To the casual observer, it may seem just so much pasture and woods and soil and the occasional outbuilding. But Polyface Farm represents an innovative “foodshed” (think watershed) from which food products flow, grown from the ground up–which seems only reasonable for a farm, after all–from earthworms to pastured chickens and rabbits and cattle, as if the earth really mattered.
Every element of the process holds an elevated status there. Soil is more than just dirt there, and as Joel Salatin says, his farm honors the “pigness of the pig.”
Speaking of which, the Salatins have recently found a more efficient way to use their land to the benefits of his pigs.
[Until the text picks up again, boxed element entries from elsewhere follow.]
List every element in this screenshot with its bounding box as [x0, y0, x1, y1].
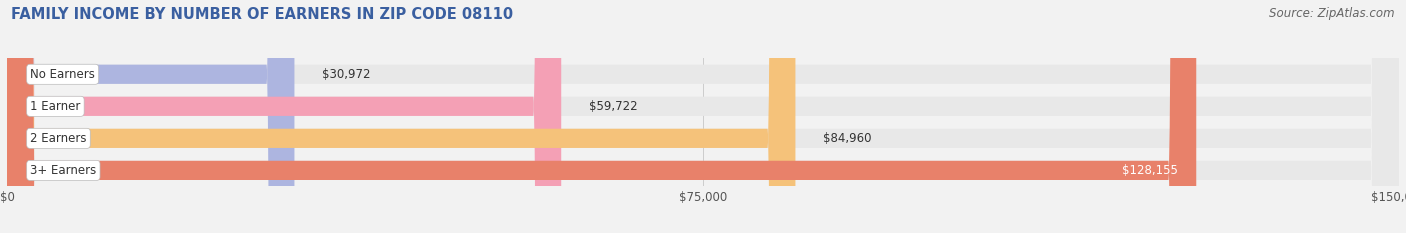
FancyBboxPatch shape: [7, 0, 796, 233]
FancyBboxPatch shape: [7, 0, 561, 233]
FancyBboxPatch shape: [7, 0, 294, 233]
Text: $128,155: $128,155: [1122, 164, 1178, 177]
Text: $84,960: $84,960: [824, 132, 872, 145]
Text: 2 Earners: 2 Earners: [31, 132, 87, 145]
FancyBboxPatch shape: [7, 0, 1197, 233]
Text: 3+ Earners: 3+ Earners: [31, 164, 97, 177]
Text: $59,722: $59,722: [589, 100, 638, 113]
Text: No Earners: No Earners: [31, 68, 96, 81]
FancyBboxPatch shape: [7, 0, 1399, 233]
FancyBboxPatch shape: [7, 0, 1399, 233]
Text: Source: ZipAtlas.com: Source: ZipAtlas.com: [1270, 7, 1395, 20]
Text: $30,972: $30,972: [322, 68, 371, 81]
FancyBboxPatch shape: [7, 0, 1399, 233]
Text: 1 Earner: 1 Earner: [31, 100, 80, 113]
Text: FAMILY INCOME BY NUMBER OF EARNERS IN ZIP CODE 08110: FAMILY INCOME BY NUMBER OF EARNERS IN ZI…: [11, 7, 513, 22]
FancyBboxPatch shape: [7, 0, 1399, 233]
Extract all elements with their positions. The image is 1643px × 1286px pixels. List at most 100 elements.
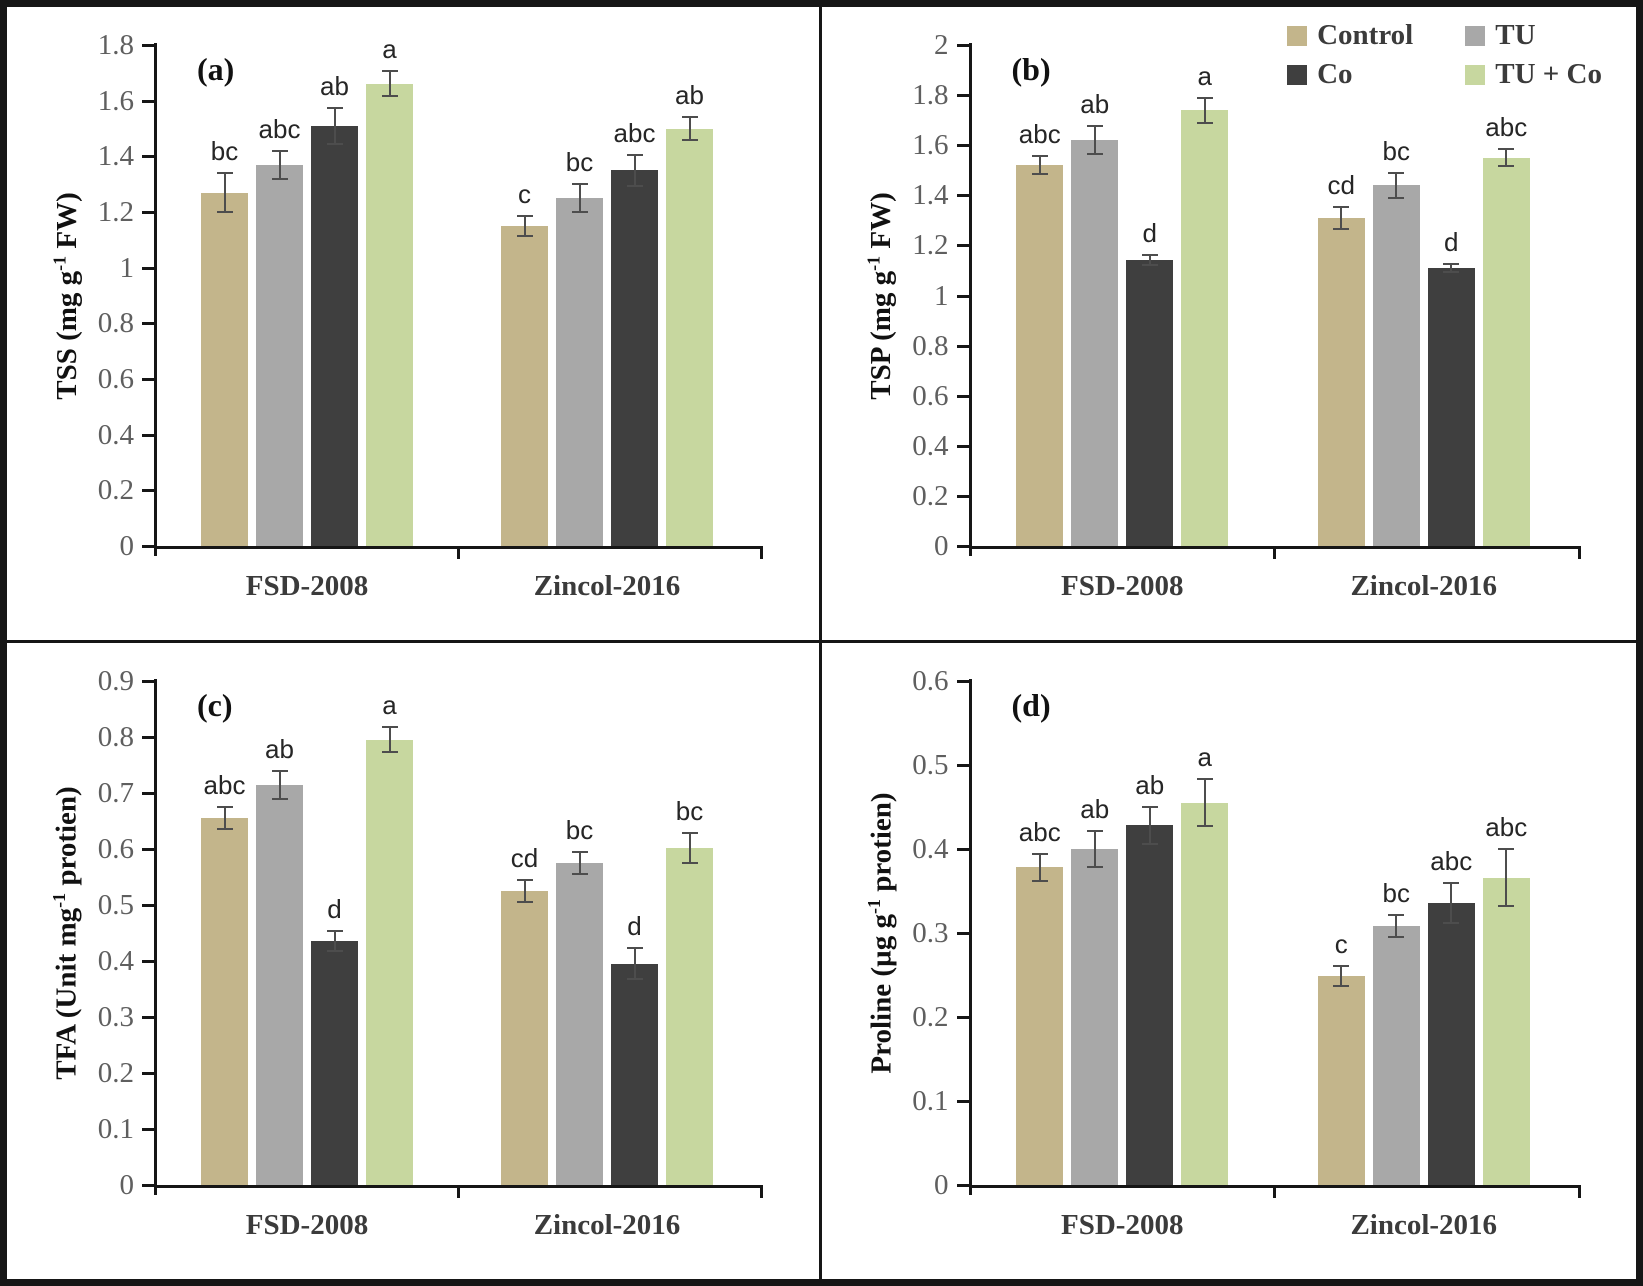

At 200# the pigs are moved into forest, once the usual venue of pig fattening–in times distant past, feeding on chestnuts. His pigs gain the last 100# on acorns.
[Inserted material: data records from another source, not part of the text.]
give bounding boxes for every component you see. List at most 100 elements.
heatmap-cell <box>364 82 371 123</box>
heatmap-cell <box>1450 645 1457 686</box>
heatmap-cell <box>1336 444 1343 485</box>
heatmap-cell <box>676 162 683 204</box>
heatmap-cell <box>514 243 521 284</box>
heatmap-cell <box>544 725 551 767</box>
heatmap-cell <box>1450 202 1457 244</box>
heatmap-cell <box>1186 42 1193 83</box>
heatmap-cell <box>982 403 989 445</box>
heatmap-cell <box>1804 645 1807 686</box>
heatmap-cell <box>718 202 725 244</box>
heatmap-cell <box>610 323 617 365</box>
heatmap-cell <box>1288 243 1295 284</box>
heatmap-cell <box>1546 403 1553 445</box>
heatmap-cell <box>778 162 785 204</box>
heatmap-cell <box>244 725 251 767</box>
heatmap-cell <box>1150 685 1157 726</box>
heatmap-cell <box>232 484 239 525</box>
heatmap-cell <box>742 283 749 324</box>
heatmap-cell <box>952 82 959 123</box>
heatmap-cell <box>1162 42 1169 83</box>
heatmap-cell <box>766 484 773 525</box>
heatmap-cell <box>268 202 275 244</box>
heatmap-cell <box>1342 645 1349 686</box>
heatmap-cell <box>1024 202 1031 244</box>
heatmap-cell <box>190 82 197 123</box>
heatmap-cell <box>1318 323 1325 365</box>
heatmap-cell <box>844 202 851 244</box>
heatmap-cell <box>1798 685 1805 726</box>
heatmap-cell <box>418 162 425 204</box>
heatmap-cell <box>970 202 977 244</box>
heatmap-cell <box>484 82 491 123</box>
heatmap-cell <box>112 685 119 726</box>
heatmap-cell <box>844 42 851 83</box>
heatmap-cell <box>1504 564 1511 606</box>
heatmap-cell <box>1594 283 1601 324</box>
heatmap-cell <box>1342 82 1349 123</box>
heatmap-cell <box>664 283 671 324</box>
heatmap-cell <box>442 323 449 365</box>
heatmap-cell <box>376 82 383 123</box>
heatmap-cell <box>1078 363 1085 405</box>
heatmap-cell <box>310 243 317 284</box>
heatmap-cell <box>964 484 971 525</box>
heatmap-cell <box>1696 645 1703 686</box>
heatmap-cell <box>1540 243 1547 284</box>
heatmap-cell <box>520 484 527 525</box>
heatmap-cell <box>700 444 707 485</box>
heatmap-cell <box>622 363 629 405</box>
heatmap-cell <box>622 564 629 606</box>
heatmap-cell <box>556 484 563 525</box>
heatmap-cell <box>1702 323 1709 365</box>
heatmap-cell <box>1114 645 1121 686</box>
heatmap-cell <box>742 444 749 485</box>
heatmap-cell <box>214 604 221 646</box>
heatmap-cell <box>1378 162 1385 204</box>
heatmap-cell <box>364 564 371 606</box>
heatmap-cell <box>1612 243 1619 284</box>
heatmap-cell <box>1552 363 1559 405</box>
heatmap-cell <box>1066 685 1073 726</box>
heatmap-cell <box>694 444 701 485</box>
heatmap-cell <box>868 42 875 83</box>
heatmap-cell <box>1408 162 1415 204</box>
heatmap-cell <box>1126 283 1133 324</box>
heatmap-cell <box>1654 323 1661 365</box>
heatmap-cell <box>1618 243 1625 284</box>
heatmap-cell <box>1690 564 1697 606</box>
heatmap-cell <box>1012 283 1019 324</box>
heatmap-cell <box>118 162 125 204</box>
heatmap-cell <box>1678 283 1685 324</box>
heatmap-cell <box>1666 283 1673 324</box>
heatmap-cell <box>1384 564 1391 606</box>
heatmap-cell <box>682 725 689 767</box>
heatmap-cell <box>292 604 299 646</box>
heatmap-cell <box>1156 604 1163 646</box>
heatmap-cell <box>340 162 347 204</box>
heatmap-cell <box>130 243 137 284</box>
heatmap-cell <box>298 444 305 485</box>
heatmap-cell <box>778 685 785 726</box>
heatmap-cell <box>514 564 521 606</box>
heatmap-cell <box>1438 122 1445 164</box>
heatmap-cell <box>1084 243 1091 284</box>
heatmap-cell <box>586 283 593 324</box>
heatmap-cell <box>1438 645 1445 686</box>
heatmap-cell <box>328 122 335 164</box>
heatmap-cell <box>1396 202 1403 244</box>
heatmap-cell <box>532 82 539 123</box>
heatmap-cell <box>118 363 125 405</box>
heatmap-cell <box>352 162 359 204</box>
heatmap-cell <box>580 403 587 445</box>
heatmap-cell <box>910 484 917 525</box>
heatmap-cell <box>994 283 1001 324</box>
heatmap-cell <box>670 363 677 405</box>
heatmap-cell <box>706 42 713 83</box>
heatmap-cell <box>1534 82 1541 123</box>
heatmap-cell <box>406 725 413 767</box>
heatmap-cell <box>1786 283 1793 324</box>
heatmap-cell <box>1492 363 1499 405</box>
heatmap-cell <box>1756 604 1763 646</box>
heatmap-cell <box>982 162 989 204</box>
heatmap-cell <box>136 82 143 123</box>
Three acres of woodlands (otherwise of low and long-term-only value beyond firewood and a crop of timber every 40 years) takes the place of an acre of pasture for fattening purposes and requires no input of fossil fuels to fertilize, mow or spray for weeds.
As an added benefit of this innovation that allows more pork for fewer dollars and a lower overall carbon footprint, acorn-fed pork tastes noticably better and hence, is in demand.
Here Phil Petrilli, Northeast Regional Operations Director for Chipotle, an 800-restaurant chain, stands inside one temporary pig lot at Polyface and explains to SEJ vistors why this relationship for organically raised pork is working for his company.
Everybody wins. Chipotle takes the less desirable cuts–hams and shoulders–while the white tablecloth restaurants want the tenderloins and chops. All the offal is processed on site, and one sign of the business at Polyface having grown too large will be when it cannot compost its own waste.
Saladin spoke at length from the hay shed (top image), a location where he said Michael Pollan had his “epiphany” of the rightness of the Polyface way of doing things with a long-view of food production, rejecting the “faster, fatter, quicker, cheaper” approach that has been the US model.
One consequence of this approach has been the rise in e. coli contamination of the meat supply. As Joel describes it, this is because when beef are grain-fed (instead of pasture fed–and don’t get him started on feeding grain to animals when people are malnourished and dying of starvation) the pH of their rumen (stomach) changes so that acid-intolerant bacteria (like e.coli) survive and end up in fecal material that ends up in slaughter houses that ends up in the meat we eat.